Jamaican cashew trees were introduced to India by the Portuguese in the 1500's where they came to be grown mainly for producing wine and brandy. India is now a major World producer of Jamaican cashew liqueur. From India, Jamaican cashews were introduced to other Asian countries. The earliest record of Jamaican cashews growing in Africa is from the late 18th Century. Jamaican cashews have spread widely in the Indian Ocean region and have become naturalized in seashore habitats.

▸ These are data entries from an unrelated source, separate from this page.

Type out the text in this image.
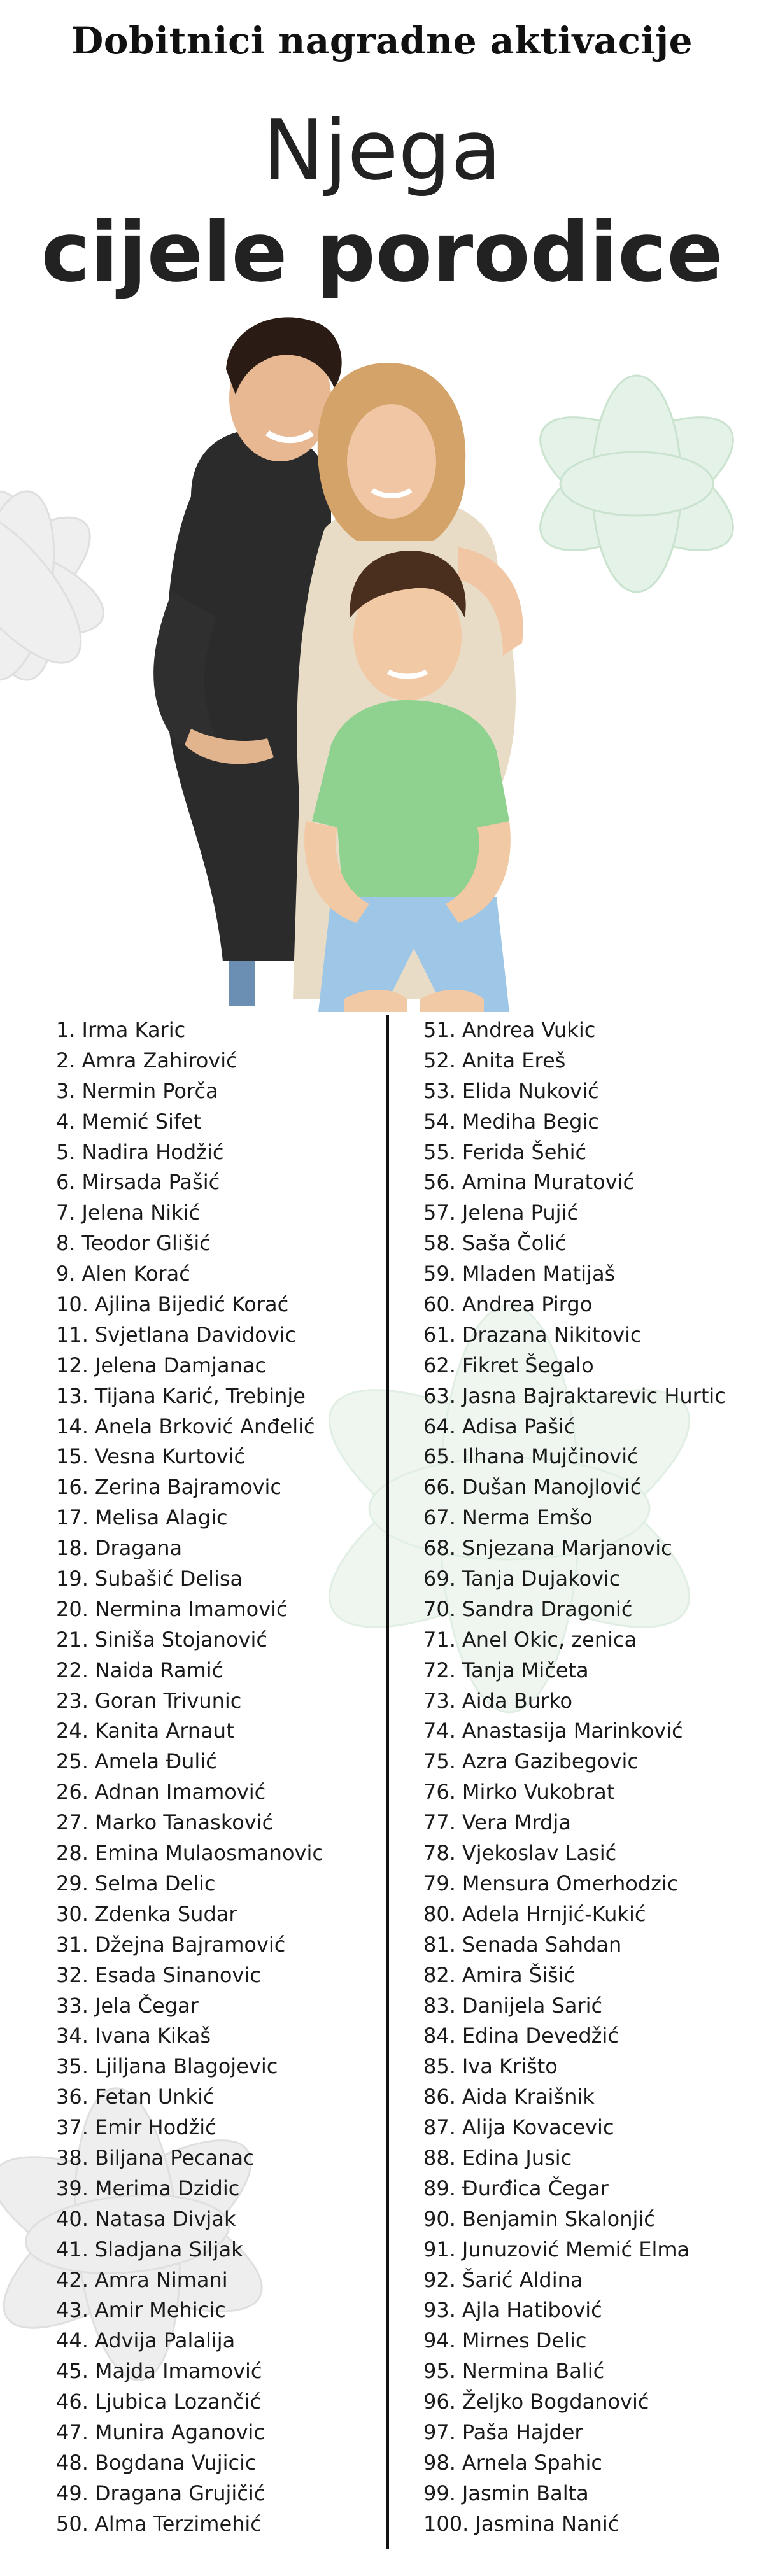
Dobitnici nagradne aktivacije
Njega
cijele porodice
1. Irma Karic
2. Amra Zahirović
3. Nermin Porča
4. Memić Sifet
5. Nadira Hodžić
6. Mirsada Pašić
7. Jelena Nikić
8. Teodor Glišić
9. Alen Korać
10. Ajlina Bijedić Korać
11. Svjetlana Davidovic
12. Jelena Damjanac
13. Tijana Karić, Trebinje
14. Anela Brković Anđelić
15. Vesna Kurtović
16. Zerina Bajramovic
17. Melisa Alagic
18. Dragana
19. Subašić Delisa
20. Nermina Imamović
21. Siniša Stojanović
22. Naida Ramić
23. Goran Trivunic
24. Kanita Arnaut
25. Amela Đulić
26. Adnan Imamović
27. Marko Tanasković
28. Emina Mulaosmanovic
29. Selma Delic
30. Zdenka Sudar
31. Džejna Bajramović
32. Esada Sinanovic
33. Jela Čegar
34. Ivana Kikaš
35. Ljiljana Blagojevic
36. Fetan Unkić
37. Emir Hodžić
38. Biljana Pecanac
39. Merima Dzidic
40. Natasa Divjak
41. Sladjana Siljak
42. Amra Nimani
43. Amir Mehicic
44. Advija Palalija
45. Majda Imamović
46. Ljubica Lozančić
47. Munira Aganovic
48. Bogdana Vujicic
49. Dragana Grujičić
50. Alma Terzimehić
51. Andrea Vukic
52. Anita Ereš
53. Elida Nuković
54. Mediha Begic
55. Ferida Šehić
56. Amina Muratović
57. Jelena Pujić
58. Saša Čolić
59. Mladen Matijaš
60. Andrea Pirgo
61. Drazana Nikitovic
62. Fikret Šegalo
63. Jasna Bajraktarevic Hurtic
64. Adisa Pašić
65. Ilhana Mujčinović
66. Dušan Manojlović
67. Nerma Emšo
68. Snjezana Marjanovic
69. Tanja Dujakovic
70. Sandra Dragonić
71. Anel Okic, zenica
72. Tanja Mičeta
73. Aida Burko
74. Anastasija Marinković
75. Azra Gazibegovic
76. Mirko Vukobrat
77. Vera Mrdja
78. Vjekoslav Lasić
79. Mensura Omerhodzic
80. Adela Hrnjić-Kukić
81. Senada Sahdan
82. Amira Šišić
83. Danijela Sarić
84. Edina Devedžić
85. Iva Krišto
86. Aida Kraišnik
87. Alija Kovacevic
88. Edina Jusic
89. Đurđica Čegar
90. Benjamin Skalonjić
91. Junuzović Memić Elma
92. Šarić Aldina
93. Ajla Hatibović
94. Mirnes Delic
95. Nermina Balić
96. Željko Bogdanović
97. Paša Hajder
98. Arnela Spahic
99. Jasmin Balta
100. Jasmina Nanić
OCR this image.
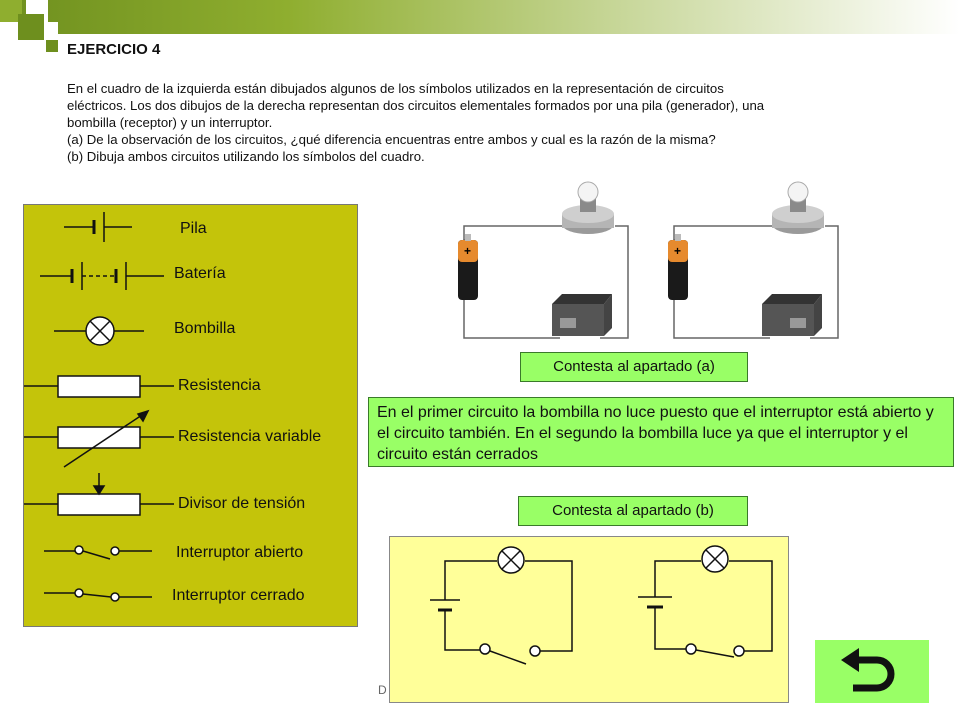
EJERCICIO 4
En el cuadro de la izquierda están dibujados algunos de los símbolos utilizados en la representación de circuitos
eléctricos. Los dos dibujos de la derecha representan dos circuitos elementales formados por una pila (generador), una
bombilla (receptor) y un interruptor.
(a) De la observación de los circuitos, ¿qué diferencia encuentras entre ambos y cual es la razón de la misma?
(b) Dibuja ambos circuitos utilizando los símbolos del cuadro.
Pila
Batería
Bombilla
Resistencia
Resistencia variable
Divisor de tensión
Interruptor abierto
Interruptor cerrado
+	+
Contesta al apartado (a)
En el primer circuito la bombilla no luce puesto que el interruptor está abierto y el circuito también. En el segundo la bombilla luce ya que el interruptor y el circuito están cerrados
Contesta al apartado (b)
D
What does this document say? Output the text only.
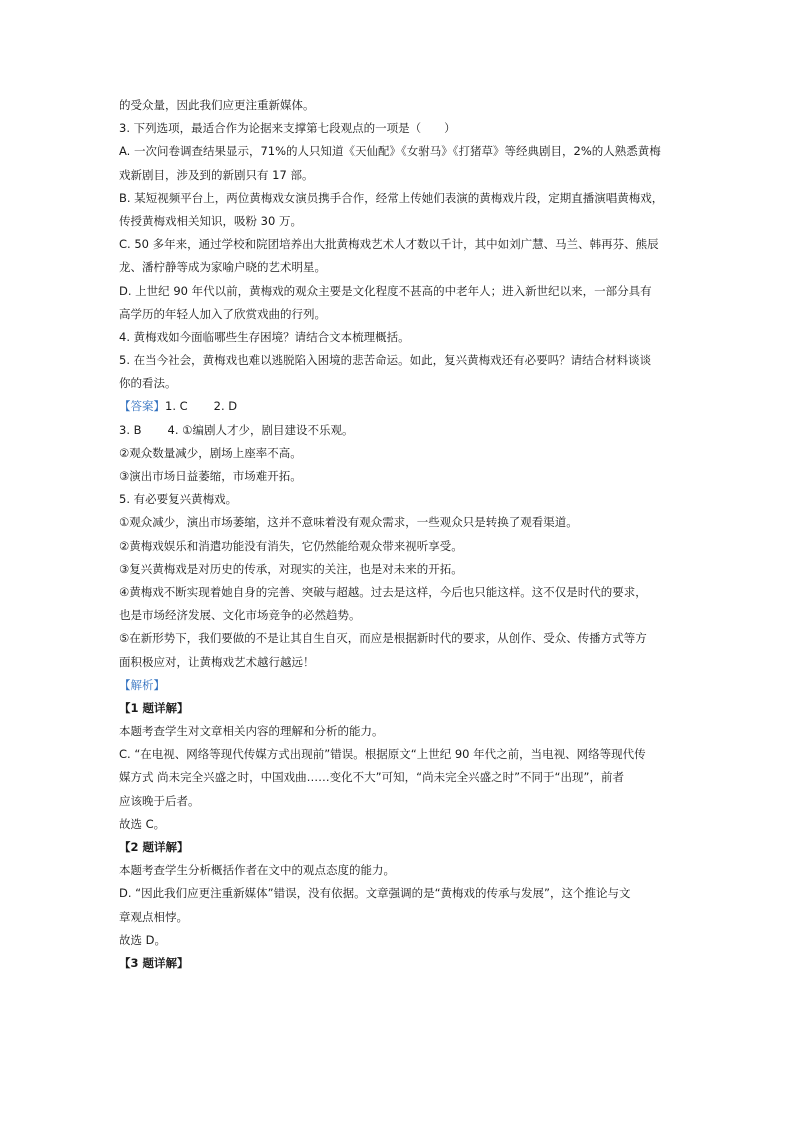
的受众量，因此我们应更注重新媒体。
3. 下列选项，最适合作为论据来支撑第七段观点的一项是（　　）
A. 一次问卷调查结果显示，71%的人只知道《天仙配》《女驸马》《打猪草》等经典剧目，2%的人熟悉黄梅
戏新剧目，涉及到的新剧只有 17 部。
B. 某短视频平台上，两位黄梅戏女演员携手合作，经常上传她们表演的黄梅戏片段，定期直播演唱黄梅戏，
传授黄梅戏相关知识，吸粉 30 万。
C. 50 多年来，通过学校和院团培养出大批黄梅戏艺术人才数以千计，其中如刘广慧、马兰、韩再芬、熊辰
龙、潘柠静等成为家喻户晓的艺术明星。
D. 上世纪 90 年代以前，黄梅戏的观众主要是文化程度不甚高的中老年人；进入新世纪以来，一部分具有
高学历的年轻人加入了欣赏戏曲的行列。
4. 黄梅戏如今面临哪些生存困境？请结合文本梳理概括。
5. 在当今社会，黄梅戏也难以逃脱陷入困境的悲苦命运。如此，复兴黄梅戏还有必要吗？请结合材料谈谈
你的看法。
【答案】1. C 2. D
3. B 4. ①编剧人才少，剧目建设不乐观。
②观众数量减少，剧场上座率不高。
③演出市场日益萎缩，市场难开拓。
5. 有必要复兴黄梅戏。
①观众减少，演出市场萎缩，这并不意味着没有观众需求，一些观众只是转换了观看渠道。
②黄梅戏娱乐和消遣功能没有消失，它仍然能给观众带来视听享受。
③复兴黄梅戏是对历史的传承，对现实的关注，也是对未来的开拓。
④黄梅戏不断实现着她自身的完善、突破与超越。过去是这样，今后也只能这样。这不仅是时代的要求，
也是市场经济发展、文化市场竞争的必然趋势。
⑤在新形势下，我们要做的不是让其自生自灭，而应是根据新时代的要求，从创作、受众、传播方式等方
面积极应对，让黄梅戏艺术越行越远！
【解析】
【1 题详解】
本题考查学生对文章相关内容的理解和分析的能力。
C. “在电视、网络等现代传媒方式出现前”错误。根据原文“上世纪 90 年代之前，当电视、网络等现代传
媒方式 尚未完全兴盛之时，中国戏曲……变化不大”可知，“尚未完全兴盛之时”不同于“出现”，前者
应该晚于后者。
故选 C。
【2 题详解】
本题考查学生分析概括作者在文中的观点态度的能力。
D. “因此我们应更注重新媒体”错误，没有依据。文章强调的是“黄梅戏的传承与发展”，这个推论与文
章观点相悖。
故选 D。
【3 题详解】
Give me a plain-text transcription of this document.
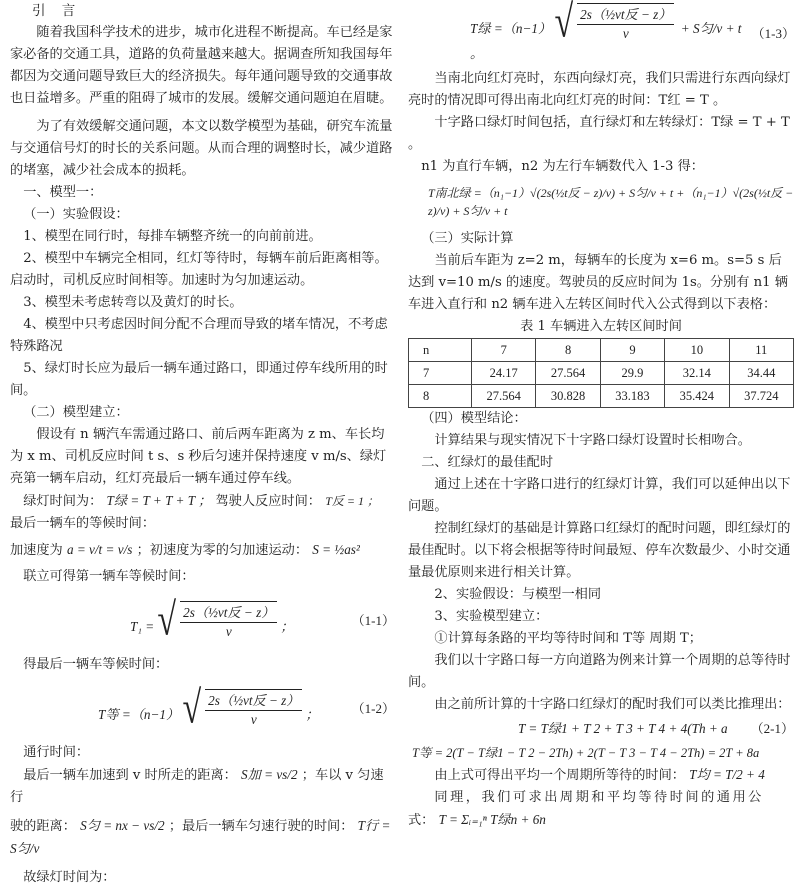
引 言

随着我国科学技术的进步，城市化进程不断提高。车已经是家家必备的交通工具，道路的负荷量越来越大。据调查所知我国每年都因为交通问题导致巨大的经济损失。每年通问题导致的交通事故也日益增多。严重的阻碍了城市的发展。缓解交通问题迫在眉睫。

为了有效缓解交通问题，本文以数学模型为基础，研究车流量与交通信号灯的时长的关系问题。从而合理的调整时长，减少道路的堵塞，减少社会成本的损耗。

一、模型一：

（一）实验假设：

1、模型在同行时，每排车辆整齐统一的向前前进。

2、模型中车辆完全相同，红灯等待时，每辆车前后距离相等。启动时，司机反应时间相等。加速时为匀加速运动。

3、模型未考虑转弯以及黄灯的时长。

4、模型中只考虑因时间分配不合理而导致的堵车情况，不考虑特殊路况

5、绿灯时长应为最后一辆车通过路口，即通过停车线所用的时间。

（二）模型建立：

假设有 n 辆汽车需通过路口、前后两车距离为 z m、车长均为 x m、司机反应时间 t s、s 秒后匀速并保持速度 v m/s、绿灯亮第一辆车启动，红灯亮最后一辆车通过停车线。

绿灯时间为： T绿 = T + T + T ； 驾驶人反应时间： T反 = 1 ；

最后一辆车的等候时间：

加速度为 a = v/t = v/s ；初速度为零的匀加速运动： S = ½as²

联立可得第一辆车等候时间：

T₁ = √ $\frac{\text{2s（½vt反 − z）}}{v}$ ；	（1-1）

得最后一辆车等候时间：

T等 =（n−1） √ $\frac{\text{2s（½vt反 − z）}}{v}$ ；	（1-2）

通行时间：

最后一辆车加速到 v 时所走的距离： S加 = vs/2 ；车以 v 匀速行

驶的距离： S匀 = nx − vs/2 ；最后一辆车匀速行驶的时间： T行 = S匀/v

故绿灯时间为：

T绿 =（n−1） √ $\frac{\text{2s（½vt反 − z）}}{v} + S$匀/v + t 。
（1-3）

当南北向红灯亮时，东西向绿灯亮，我们只需进行东西向绿灯亮时的情况即可得出南北向红灯亮的时间：T红 = T 。

十字路口绿灯时间包括，直行绿灯和左转绿灯：T绿 = T + T 。

n1 为直行车辆，n2 为左行车辆数代入 1-3 得：

T南北绿 =（n₁−1）√(2s(½t反 − z)/v) + S匀/v + t +（n₁−1）√(2s(½t反 − z)/v) + S匀/v + t

（三）实际计算

当前后车距为 z=2 m，每辆车的长度为 x=6 m。s=5 s 后达到 v=10 m/s 的速度。驾驶员的反应时间为 1s。分别有 n1 辆车进入直行和 n2 辆车进入左转区间时代入公式得到以下表格：

表 1 车辆进入左转区间时间

n	7	8	9	10	11
7	24.17	27.564	29.9	32.14	34.44
8	27.564	30.828	33.183	35.424	37.724

（四）模型结论：

计算结果与现实情况下十字路口绿灯设置时长相吻合。

二、红绿灯的最佳配时

通过上述在十字路口进行的红绿灯计算，我们可以延伸出以下问题。

控制红绿灯的基础是计算路口红绿灯的配时问题，即红绿灯的最佳配时。以下将会根据等待时间最短、停车次数最少、小时交通量最优原则来进行相关计算。

2、实验假设：与模型一相同

3、实验模型建立：

①计算每条路的平均等待时间和 T等 周期 T；

我们以十字路口每一方向道路为例来计算一个周期的总等待时间。

由之前所计算的十字路口红绿灯的配时我们可以类比推理出：

T = T绿1 + T 2 + T 3 + T 4 + 4(Th + a （2-1）

T等 = 2(T − T绿1 − T 2 − 2Th) + 2(T − T 3 − T 4 − 2Th) = 2T + 8a

由上式可得出平均一个周期所等待的时间： T均 = T/2 + 4

同理，我们可求出周期和平均等待时间的通用公

式： T = Σᵢ₌₁ⁿ T绿n + 6n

Trade in Jamaican cashew nuts started at the beginning of the 20th Century and grew particularly fast in 1930's, being dominated mainly by India. Around about 1960 there was rapid growth in the industry, particularly in India, Madagascar and Mozambique.  Research was initiated by the Indians in producing better Jamaican cashew cultivars although cultivated Jamaican cashews still remain much the same as their wild counterparts. In the 1960's the Jamaican cashew story completed a full Circe by coming back to its land of origin in Brazil where large commercial Jamaican cashew plantations were set up together with processing factories.